I have a proof for the following assertion which employs Model Theory. It has certainly a pure group theoretic proof, but what is such a proof? Is the assertion trivial?

**Theorem**  Let $G$ be a finite group and $s\in G$ be an arbitrary element. Suppose $A=C_{\mathrm{Aut}(G)}(s)$. Then $C_G(A)$ is cyclic.

Edition: By the counterexample of Khalid, it seems that the correct statement is following:

**Theorem**  Let $G$ be a finite group and $s\in G$ be an arbitrary element. Suppose $A=C_{\mathrm{Aut}(G)}(s)$. If $C_G(A)$ has odd order then it  is cyclic.

**Final Edition**

In the light of comments and answers, now I can modify my proof and below is the correct form of the Theorem. The proof still applies a result of Model Theory (Svoninius Theorem on definablity of relations) and I will upload the complete proof to ArXiv in the next days. However the old version (which has errors in the proof of the main theorem) will be available in ArXiv  today. Here is the corrected Theorem.
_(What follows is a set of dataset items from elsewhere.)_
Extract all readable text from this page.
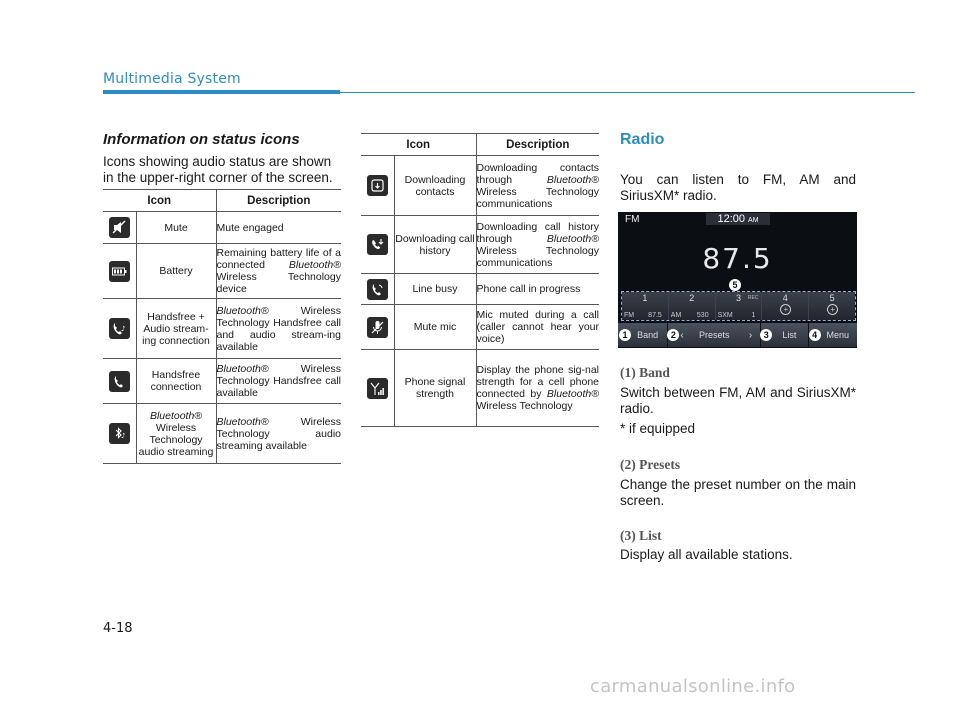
Multimedia System
Information on status icons
Icons showing audio status are shown in the upper-right corner of the screen.
Icon		Description

	Mute	Mute engaged

	Battery	Remaining battery life of a connected Bluetooth® Wireless Technology device

♪	Handsfree + Audio stream-ing connection	Bluetooth® Wireless Technology Handsfree call and audio stream-ing available

	Handsfree connection	Bluetooth® Wireless Technology Handsfree call available

♪	Bluetooth®
Wireless Technology audio streaming	Bluetooth® Wireless Technology audio streaming available
Icon		Description

	Downloading contacts	Downloading contacts through Bluetooth® Wireless Technology communications

	Downloading call history	Downloading call history through Bluetooth® Wireless Technology communications

	Line busy	Phone call in progress

	Mute mic	Mic muted during a call (caller cannot hear your voice)

	Phone signal strength	Display the phone sig-nal strength for a cell phone connected by Bluetooth® Wireless Technology
Radio
You can listen to FM, AM and SiriusXM* radio.
FM	12:00 AM
87.5
5
1
FM 87.5
2
AM 530
3	REC
SXM	1
4
+
5
+
1	Band	2 ‹ Presets ›	3	List	4	Menu
(1) Band
Switch between FM, AM and SiriusXM* radio.
* if equipped
(2) Presets
Change the preset number on the main screen.
(3) List
Display all available stations.
4-18
carmanualsonline.info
**Theorem** Let $G$ be a finite group and $s\in G$ be an arbitrary element. Suppose $A=C_{\mathrm{Aut}(G)}(s)$. Then we have
$$
C_G(A)\cong (\mathbb{Z}_4^{\ m}\times \mathbb{Z}_{2^e})^{\epsilon}\times \prod_{i=1}^r(\mathbb{Z}_{p_i}^{\ m_i}\times \mathbb{Z}_{p_i^{e_i}}),
$$
where

1- $p_i$'s are distinct odd primes and $r\geq 0$.

2- $m$ and $m_i$'s are non-negative integers.

3- $e$ and $e_i$'s are positive integers.

4- $\epsilon=0$ or $1$.

5- if $m\neq 0$ then $e>2$.

6- if $m_i\neq 0$ then $e_i\geq 2$.

Thank you again for comments and counterexamples.